Right now, it’s Xmas Eve, and Liam Wallace has enjoyed his Xmas Eve feast of prime rib with truffled mashed potato and braised red cabbage about as much as The Mom enjoys scrubbing shower tile mildew. Not quite right up there with fish or sweet potato, but not exactly the screaming success the Patrem was hoping for. A lot of effort went into developing the layers of flavor of the accompanying jus, but we’ll just set that aside for the time being, and the Patrem will eventually get over himself.
This is Liam Wallace post-beef on Xmas Eve:
Looks a little pale, but that could be either the lack of protein, lack of sleep, or the white balance setting. I am guessing the latter because the red clothes and the fuchsia stool really wreak havok on digital.
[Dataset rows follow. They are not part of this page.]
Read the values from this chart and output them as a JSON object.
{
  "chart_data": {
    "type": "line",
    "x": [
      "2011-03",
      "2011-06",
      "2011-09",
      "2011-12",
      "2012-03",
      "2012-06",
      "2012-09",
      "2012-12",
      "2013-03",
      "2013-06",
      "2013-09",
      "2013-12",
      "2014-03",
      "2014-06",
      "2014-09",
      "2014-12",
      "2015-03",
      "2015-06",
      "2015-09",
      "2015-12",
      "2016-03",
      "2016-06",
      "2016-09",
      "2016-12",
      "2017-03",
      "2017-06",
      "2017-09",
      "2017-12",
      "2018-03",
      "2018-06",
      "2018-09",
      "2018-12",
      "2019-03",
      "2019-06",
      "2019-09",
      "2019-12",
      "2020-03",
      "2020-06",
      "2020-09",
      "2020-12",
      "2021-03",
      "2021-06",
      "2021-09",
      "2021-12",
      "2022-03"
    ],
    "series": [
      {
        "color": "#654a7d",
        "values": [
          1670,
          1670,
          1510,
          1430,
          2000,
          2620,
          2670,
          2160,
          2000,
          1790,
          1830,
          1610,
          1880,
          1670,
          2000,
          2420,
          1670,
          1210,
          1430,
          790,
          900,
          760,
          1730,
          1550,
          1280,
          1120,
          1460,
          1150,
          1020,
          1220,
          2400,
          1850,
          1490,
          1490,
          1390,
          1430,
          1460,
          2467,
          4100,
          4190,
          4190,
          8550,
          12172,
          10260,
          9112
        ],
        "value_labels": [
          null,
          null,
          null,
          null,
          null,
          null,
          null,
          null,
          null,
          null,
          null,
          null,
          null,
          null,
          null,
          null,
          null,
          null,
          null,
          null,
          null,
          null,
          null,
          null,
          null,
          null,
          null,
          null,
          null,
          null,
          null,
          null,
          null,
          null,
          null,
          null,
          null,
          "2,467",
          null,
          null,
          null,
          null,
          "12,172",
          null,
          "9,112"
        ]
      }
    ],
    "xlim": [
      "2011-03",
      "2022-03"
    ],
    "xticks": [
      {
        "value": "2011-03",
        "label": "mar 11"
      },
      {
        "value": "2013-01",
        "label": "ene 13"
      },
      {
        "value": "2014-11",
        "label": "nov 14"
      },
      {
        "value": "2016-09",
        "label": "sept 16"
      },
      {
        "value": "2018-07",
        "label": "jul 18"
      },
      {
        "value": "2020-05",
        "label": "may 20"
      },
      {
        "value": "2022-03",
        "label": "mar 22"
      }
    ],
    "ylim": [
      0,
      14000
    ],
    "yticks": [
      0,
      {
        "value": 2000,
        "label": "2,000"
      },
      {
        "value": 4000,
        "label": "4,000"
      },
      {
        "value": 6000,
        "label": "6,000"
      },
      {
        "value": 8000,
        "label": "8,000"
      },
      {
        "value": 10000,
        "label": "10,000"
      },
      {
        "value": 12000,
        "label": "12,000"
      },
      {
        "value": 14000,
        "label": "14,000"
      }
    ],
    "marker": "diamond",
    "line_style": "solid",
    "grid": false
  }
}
He’s in this year’s iteration of the Xmas pyjamas, he has his bear slippers on, and he’s prepared an evening snack plate with a cookie, a carrot and a side of organic whole milk (because it’s the only one where Big Dairy doesn’t steal milk fat from you) for the Jolly Man in the Red Suit. Aka, the Anti-Krampus.
In spite of the expression he’s actually quite excited that it’s Xmas Eve, because he knows that there might be a visitor who will require an alternate means of seasonal entry since the parentals installed a fondue burner instead of a real chimney. He’s been as good as he can, and he hand-selected the delicious cookie and even washed the carrot on the outside possibility that Mrs. Klaus made Santa go vegan.
Nope; the distant gaze is because he was busy watching the Box Tops sequence in Minions.